According to McKeegan, the increase in the FEIE, to US$120,000 – from US$112,000 in the tax year for which most expats will have now submitted their returns to the IRS – could “open up new options for lots of expats,” especially those living in the UK.
Explains McKeegan: “If you assume an average exchange rate now of US$1.15 to each British pound, this would mean you could earn as much as £104,000 during the year while living in the UK – and exclude it all via the FEIE.
That is pretty significant, and very different from previous years.”
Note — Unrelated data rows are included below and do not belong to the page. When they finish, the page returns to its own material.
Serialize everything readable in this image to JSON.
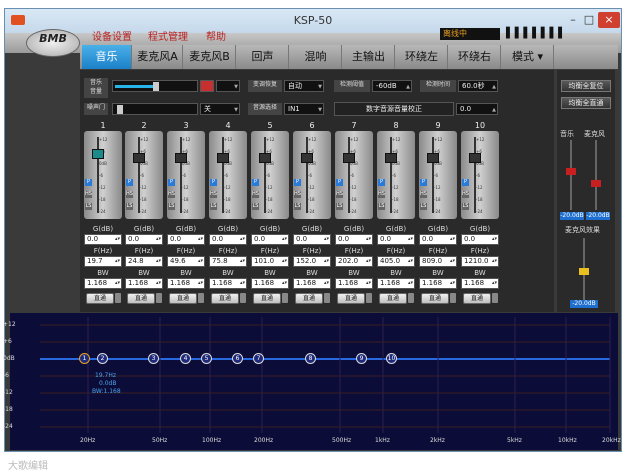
{
  "window": {
    "title": "KSP-50",
    "min": "–",
    "max": "□",
    "close": "×"
  },
  "logo": "BMB",
  "menu": {
    "items": [
      "设备设置",
      "程式管理",
      "帮助"
    ],
    "status": "离线中",
    "dots": "▌▌▌▌▌▌▌"
  },
  "tabs": [
    "音乐",
    "麦克风A",
    "麦克风B",
    "回声",
    "混响",
    "主输出",
    "环绕左",
    "环绕右",
    "模式 ▾"
  ],
  "controls": {
    "music_volume": "音乐\n音量",
    "music_volume_fraction": 0.52,
    "noise_gate": "噪声门",
    "noise_gate_value": "关",
    "noise_gate_fraction": 0.05,
    "tone_reset": "变调恢复",
    "tone_reset_value": "自动",
    "source_select": "音源选择",
    "source_select_value": "IN1",
    "detect_threshold": "检测阈值",
    "detect_threshold_value": "-60dB",
    "detect_time": "检测时间",
    "detect_time_value": "60.0秒",
    "digital_calib": "数字音源音量校正",
    "digital_calib_value": "0.0"
  },
  "channel_labels": {
    "gain": "G(dB)",
    "freq": "F(Hz)",
    "bw": "BW",
    "bypass": "直通"
  },
  "ticks": [
    "+12",
    "+6",
    "0dB",
    "-6",
    "-12",
    "-18",
    "-24"
  ],
  "filter_buttons": [
    "P",
    "HS",
    "LS"
  ],
  "channels": [
    {
      "n": "1",
      "g": "0.0",
      "f": "19.7",
      "bw": "1.168"
    },
    {
      "n": "2",
      "g": "0.0",
      "f": "24.8",
      "bw": "1.168"
    },
    {
      "n": "3",
      "g": "0.0",
      "f": "49.6",
      "bw": "1.168"
    },
    {
      "n": "4",
      "g": "0.0",
      "f": "75.8",
      "bw": "1.168"
    },
    {
      "n": "5",
      "g": "0.0",
      "f": "101.0",
      "bw": "1.168"
    },
    {
      "n": "6",
      "g": "0.0",
      "f": "152.0",
      "bw": "1.168"
    },
    {
      "n": "7",
      "g": "0.0",
      "f": "202.0",
      "bw": "1.168"
    },
    {
      "n": "8",
      "g": "0.0",
      "f": "405.0",
      "bw": "1.168"
    },
    {
      "n": "9",
      "g": "0.0",
      "f": "809.0",
      "bw": "1.168"
    },
    {
      "n": "10",
      "g": "0.0",
      "f": "1210.0",
      "bw": "1.168"
    }
  ],
  "right": {
    "reset_eq": "均衡全复位",
    "direct_eq": "均衡全直通",
    "music": "音乐",
    "mic": "麦克风",
    "music_db": "-20.0dB",
    "mic_db": "-20.0dB",
    "mic_effect": "麦克风效果",
    "effect_db": "-20.0dB"
  },
  "graph": {
    "ylabels": [
      "+12",
      "+6",
      "0dB",
      "-6",
      "-12",
      "-18",
      "-24"
    ],
    "xlabels": [
      "20Hz",
      "50Hz",
      "100Hz",
      "200Hz",
      "500Hz",
      "1kHz",
      "2kHz",
      "5kHz",
      "10kHz",
      "20kHz"
    ],
    "info": [
      "19.7Hz",
      "0.0dB",
      "BW:1.168"
    ]
  },
  "watermark": "大歌编辑"
}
As noted in an article on the FEIE published earlier this year by the AXFNJ – written by Kansas City, Missouri-based Roland Sabates, of the Expat Legal Services Group – during the tax year ended on Dec. 31, 2021, the Foreign Earned Income Exclusion allowed employees and self-employed individuals to exclude up to US$112,000 of earned income from U.S. tax.
To qualify to be able to do this, though, Sabates noted, taxpayers needed to be able to prove that the income they were reporting was “earned”; that their “tax home” was located outside of the United States; and that they met either the “physical presence test” or “bona fide residence test,” which is a complicated business that is explained in detail on the IRS’s “Physical Presence Test Calculator” page.
'FEIE comes into its own
when Foreign Tax Credit doesn't work'
According to McKeegan, the benefits of making use of the Foreign Earned Income Exclusion come into play when "the Foreign Tax Credit doesn’t make much sense."
"People who want a more simplified filing procedure, and who don’t earn more than the FEIE limit; individuals who are considering moving to a lower tax jurisdiction; and individuals who have moved to the UK recently from a lower-tax jurisdiction – all of them should consider using the Foreign Earned Income Exclusion, he adds.
"As always, of course, it's best for expats to consult with a tax professional before they do anything having to do with FEIE and Foreign Tax Credits, to determine which method of avoiding double taxation works best for them, given their specific circumstances.
"But the relative drop in the British pound, coupled with this increase in the FEIE limits, do make this a viable solution for more U.S. expats living in the UK, as well as for 'digital nomads' passing through."